2018年12月29日(土)
夜間学校を守れ
アルゼンチン 教員が24時間スト
「学ぶ可能性否定される」
南米アルゼンチンの首都ブエノスアイレスで27日、市当局による夜間学校閉鎖計画に反対する教員労組が呼び掛けた24時間ストが実施されました。計画は中央政府のマクリ政権と同じ路線をとるラレタ市長の緊縮政策の一環です。教員らは閉鎖により数千人の生徒が働きながら学ぶ機会を奪われ、教員も解雇の危機にさらされると強く反発しています。
地元紙の報道によると、問題となっているのは、市教育省が決定し14日に公表した夜間学校の統廃合計画。これには▽夜間商業学校14校の段階的閉鎖▽9高校での夜間クラス定員の削減―などが含まれています。
市側は、定員割れしている夜間学校を統廃合するもので、生徒が他の学校に移ることも保障されるなどと説明しています。しかし、学校が変われば、昼間働く職場から遠くなり、通学を断念せざるをえなくなるかもしれません。
ストに参加した商業学校の教員パトリシア・パルドさんは地元メディアに、昼間はサッカークラブで練習したり、仕事をしている生徒が夜に学校にやってくる事例を紹介。「夜間コースに通っている子たちは、他に選択肢がないからそうしている」、夜間学校の閉鎖によって「学ぶ可能性が否定されるのは理解できない」と語りました。
市議会(定数60)は閉会中ですが、野党会派は夜間学校閉鎖決定廃止案を共同提出。3分の1以上の賛同を集め、閉会中の臨時会合が27日に設定されました。スト中の教員たちが議事堂前に詰めかけましたが、市長を支える与党議員が全員欠席し、定足数(過半数議員の出席)に達しなかったため、廃止案の討論はできませんでした。

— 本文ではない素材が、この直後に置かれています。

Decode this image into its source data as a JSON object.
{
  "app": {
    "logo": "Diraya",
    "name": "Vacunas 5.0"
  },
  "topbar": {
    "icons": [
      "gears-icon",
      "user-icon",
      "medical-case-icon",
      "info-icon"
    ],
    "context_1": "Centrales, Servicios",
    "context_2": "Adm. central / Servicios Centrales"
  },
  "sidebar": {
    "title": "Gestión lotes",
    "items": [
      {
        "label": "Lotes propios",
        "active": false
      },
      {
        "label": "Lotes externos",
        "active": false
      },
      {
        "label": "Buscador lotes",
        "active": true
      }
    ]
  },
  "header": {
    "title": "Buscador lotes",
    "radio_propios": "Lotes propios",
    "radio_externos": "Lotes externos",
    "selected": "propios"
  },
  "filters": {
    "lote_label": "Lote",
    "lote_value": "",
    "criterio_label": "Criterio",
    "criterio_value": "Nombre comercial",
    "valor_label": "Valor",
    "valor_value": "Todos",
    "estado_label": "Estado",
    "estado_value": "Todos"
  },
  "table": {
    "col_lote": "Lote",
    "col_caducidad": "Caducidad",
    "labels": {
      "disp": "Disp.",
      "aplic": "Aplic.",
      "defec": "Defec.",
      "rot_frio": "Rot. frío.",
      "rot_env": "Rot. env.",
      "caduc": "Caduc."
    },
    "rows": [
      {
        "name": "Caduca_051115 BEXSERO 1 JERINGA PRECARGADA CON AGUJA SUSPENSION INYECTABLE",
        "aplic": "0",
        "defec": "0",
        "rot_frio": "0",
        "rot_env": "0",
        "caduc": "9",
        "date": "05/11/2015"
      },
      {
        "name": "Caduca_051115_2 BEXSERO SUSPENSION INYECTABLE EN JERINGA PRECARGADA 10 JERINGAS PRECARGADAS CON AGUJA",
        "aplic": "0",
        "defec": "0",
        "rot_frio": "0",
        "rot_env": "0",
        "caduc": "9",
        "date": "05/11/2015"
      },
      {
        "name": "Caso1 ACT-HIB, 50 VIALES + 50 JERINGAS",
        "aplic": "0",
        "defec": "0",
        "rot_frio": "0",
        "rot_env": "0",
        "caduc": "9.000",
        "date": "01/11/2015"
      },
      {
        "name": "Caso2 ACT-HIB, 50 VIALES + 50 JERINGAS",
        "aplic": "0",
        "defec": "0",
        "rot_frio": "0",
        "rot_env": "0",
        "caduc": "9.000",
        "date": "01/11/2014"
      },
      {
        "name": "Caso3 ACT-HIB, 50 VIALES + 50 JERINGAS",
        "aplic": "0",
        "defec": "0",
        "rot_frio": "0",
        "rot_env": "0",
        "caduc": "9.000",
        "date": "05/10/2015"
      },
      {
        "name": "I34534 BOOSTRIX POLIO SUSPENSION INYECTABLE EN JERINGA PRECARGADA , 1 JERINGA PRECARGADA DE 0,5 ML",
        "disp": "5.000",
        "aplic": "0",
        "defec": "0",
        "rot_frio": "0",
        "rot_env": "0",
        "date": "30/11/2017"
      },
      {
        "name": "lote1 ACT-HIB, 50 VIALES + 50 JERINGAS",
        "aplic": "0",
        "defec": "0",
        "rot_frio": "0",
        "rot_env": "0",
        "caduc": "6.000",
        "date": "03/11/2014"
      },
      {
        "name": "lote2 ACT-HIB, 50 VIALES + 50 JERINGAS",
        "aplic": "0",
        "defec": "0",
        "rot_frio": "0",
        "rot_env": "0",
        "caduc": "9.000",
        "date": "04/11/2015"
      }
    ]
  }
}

ストを呼び掛けた教育労働者同盟(UTE)のエドゥアルド・ロペス書記長は、与党議員は欠席によって「夜間学校閉鎖への固い決意を示した」と述べ、議論さえ拒否する態度も厳しく批判。「(与党が)閉鎖を望んでいる学校には、働きながら学ぶたくさんの若者たちがいるんだ」と語り、計画撤回まで運動を続ける決意を表明しました。